Respectfully, what you guys are saying, and what I am saying is in fact the same thing.
Pete. Maybe just maybe what you are calling internal and what I am calling internal are different. [snip]
Well, what you just wrote there is a contradiction. On the one hand you're claiming we're all saying the same thing, then you say we're using the word internal to describe different things. I understand the meaning you want to give to the word "natural", and that's fine even though it's not the common usage, but it still doesn't sound the same to me. Even if it was, saying "keep one point" and "move naturally" should mean the same thing then, and they're therefore equally useless in getting much.
Also from a basic common sense standpoint, if I were to say X, and you say that doesn't sound anything like what you were thinking, where would be my basis to claim we're talking about the same thing over your objection? Like I said, this can't be talked around, it can only be demonstrated. Then and only then are you sure what the other person is trying to say.
And for the record, I find these ki tests relatively meaningless. Once someone publishes a test, people can work on just doing whatever the test is. That's not the point. The point is that someone who can do these things could pass all manner of tests on the fly as a byproduct of their training. The reverse is not true - passing the tests doesn't mean you can do much of anything else. As a practical matter, if you know what you're looking for you don't need any tests, you can easily feel what someone knows. You can often see it by looking at them too, once you know what to look for. If you know it, tests are pointless, and if you don't know it...tests are pointless.

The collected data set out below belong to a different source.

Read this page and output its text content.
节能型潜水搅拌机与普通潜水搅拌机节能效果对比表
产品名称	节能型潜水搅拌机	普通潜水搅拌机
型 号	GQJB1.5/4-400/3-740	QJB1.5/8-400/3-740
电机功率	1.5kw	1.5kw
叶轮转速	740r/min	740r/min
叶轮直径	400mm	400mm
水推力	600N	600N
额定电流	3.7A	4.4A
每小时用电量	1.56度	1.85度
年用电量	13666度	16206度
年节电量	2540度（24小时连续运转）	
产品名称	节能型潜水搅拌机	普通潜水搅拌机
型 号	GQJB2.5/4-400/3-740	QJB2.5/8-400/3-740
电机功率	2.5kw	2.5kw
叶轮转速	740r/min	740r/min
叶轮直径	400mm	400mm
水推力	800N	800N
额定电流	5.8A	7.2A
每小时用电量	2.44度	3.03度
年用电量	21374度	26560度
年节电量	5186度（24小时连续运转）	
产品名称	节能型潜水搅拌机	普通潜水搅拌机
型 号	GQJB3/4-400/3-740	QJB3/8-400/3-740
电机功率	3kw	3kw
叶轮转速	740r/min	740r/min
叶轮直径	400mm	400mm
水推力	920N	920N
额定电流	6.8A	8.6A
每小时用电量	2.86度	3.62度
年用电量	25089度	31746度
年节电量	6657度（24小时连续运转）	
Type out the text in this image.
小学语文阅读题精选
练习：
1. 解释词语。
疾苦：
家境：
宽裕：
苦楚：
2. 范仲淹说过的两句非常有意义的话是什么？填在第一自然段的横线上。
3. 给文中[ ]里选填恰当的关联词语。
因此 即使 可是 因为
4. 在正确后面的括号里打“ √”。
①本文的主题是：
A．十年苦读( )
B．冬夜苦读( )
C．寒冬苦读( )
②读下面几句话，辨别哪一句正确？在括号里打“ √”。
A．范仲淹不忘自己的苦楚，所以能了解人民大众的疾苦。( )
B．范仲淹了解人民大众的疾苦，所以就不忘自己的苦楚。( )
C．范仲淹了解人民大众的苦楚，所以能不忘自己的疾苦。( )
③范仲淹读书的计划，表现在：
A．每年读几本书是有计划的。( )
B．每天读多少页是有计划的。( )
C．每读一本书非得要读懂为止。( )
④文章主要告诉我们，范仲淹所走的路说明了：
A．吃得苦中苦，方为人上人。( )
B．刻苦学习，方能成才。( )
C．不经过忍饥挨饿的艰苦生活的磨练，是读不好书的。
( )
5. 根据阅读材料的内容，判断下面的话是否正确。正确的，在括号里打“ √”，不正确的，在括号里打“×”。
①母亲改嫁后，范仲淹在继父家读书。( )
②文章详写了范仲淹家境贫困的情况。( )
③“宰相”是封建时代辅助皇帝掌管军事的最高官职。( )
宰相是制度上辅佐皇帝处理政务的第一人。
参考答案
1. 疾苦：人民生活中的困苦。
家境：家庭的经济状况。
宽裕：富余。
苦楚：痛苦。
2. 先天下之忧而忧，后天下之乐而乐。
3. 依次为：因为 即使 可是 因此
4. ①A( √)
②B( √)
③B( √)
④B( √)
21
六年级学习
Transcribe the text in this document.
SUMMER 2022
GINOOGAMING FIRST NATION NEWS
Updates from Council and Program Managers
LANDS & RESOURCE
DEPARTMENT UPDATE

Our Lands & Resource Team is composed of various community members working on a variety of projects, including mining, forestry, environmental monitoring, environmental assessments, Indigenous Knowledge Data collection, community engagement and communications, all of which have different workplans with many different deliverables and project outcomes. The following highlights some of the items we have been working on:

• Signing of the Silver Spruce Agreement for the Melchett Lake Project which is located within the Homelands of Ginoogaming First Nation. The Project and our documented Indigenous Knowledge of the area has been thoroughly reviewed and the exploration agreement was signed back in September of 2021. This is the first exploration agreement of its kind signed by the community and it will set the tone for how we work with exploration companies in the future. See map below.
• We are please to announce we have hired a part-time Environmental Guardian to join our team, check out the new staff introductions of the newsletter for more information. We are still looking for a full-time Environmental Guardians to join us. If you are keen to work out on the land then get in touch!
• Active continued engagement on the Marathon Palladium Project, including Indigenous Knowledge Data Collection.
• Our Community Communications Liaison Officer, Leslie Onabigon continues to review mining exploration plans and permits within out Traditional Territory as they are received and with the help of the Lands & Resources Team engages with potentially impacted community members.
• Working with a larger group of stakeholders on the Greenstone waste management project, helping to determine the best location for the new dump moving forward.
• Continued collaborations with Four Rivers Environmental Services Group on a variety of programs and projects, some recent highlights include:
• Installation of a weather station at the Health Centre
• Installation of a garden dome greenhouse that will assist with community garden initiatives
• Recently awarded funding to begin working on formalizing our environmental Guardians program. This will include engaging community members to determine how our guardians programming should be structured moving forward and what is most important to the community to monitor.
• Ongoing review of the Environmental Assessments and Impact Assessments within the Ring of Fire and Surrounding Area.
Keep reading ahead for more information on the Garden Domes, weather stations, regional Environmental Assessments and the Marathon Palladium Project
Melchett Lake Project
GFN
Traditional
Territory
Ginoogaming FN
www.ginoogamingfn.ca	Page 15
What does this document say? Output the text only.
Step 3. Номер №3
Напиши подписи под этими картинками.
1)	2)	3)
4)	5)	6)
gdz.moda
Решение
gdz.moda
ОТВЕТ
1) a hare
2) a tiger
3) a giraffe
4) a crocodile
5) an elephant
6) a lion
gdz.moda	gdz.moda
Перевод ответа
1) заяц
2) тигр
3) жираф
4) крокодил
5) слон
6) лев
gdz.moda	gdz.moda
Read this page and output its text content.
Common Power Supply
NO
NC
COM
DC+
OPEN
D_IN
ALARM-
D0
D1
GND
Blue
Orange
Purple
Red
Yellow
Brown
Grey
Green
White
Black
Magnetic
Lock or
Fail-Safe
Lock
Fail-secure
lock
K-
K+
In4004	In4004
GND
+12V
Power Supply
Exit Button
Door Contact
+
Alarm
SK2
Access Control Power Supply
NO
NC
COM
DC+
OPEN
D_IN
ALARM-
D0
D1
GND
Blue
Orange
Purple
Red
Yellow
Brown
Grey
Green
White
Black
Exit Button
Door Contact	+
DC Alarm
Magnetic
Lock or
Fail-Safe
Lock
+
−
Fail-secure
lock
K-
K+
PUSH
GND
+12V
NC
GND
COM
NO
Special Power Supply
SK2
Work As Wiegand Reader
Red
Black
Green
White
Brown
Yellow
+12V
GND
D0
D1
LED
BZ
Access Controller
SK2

For example, here's Chen Xiao Wang (direct descendant of the family that created Taiji, and best of his generation) doing some rooting demos for fun:
But does this really show what he's capable of? No. If you can duplicate these things, can you do what he does in the general sense? No. If you tried pushing him, grabbing him, putting a lock on him, taking a hit from him, would you be impressed, and know why people make a big deal out of it? Yes, very much. Probably more like shocked. If at that point you want to say it's "natural" movement cavemen did, I would still disagree (and I doubt you'd say that anymore), but at least we'd all be on the same page as far as what exactly is being discussed. Then you can get to the discussion of how to do this stuff, how to train it, and all the rest.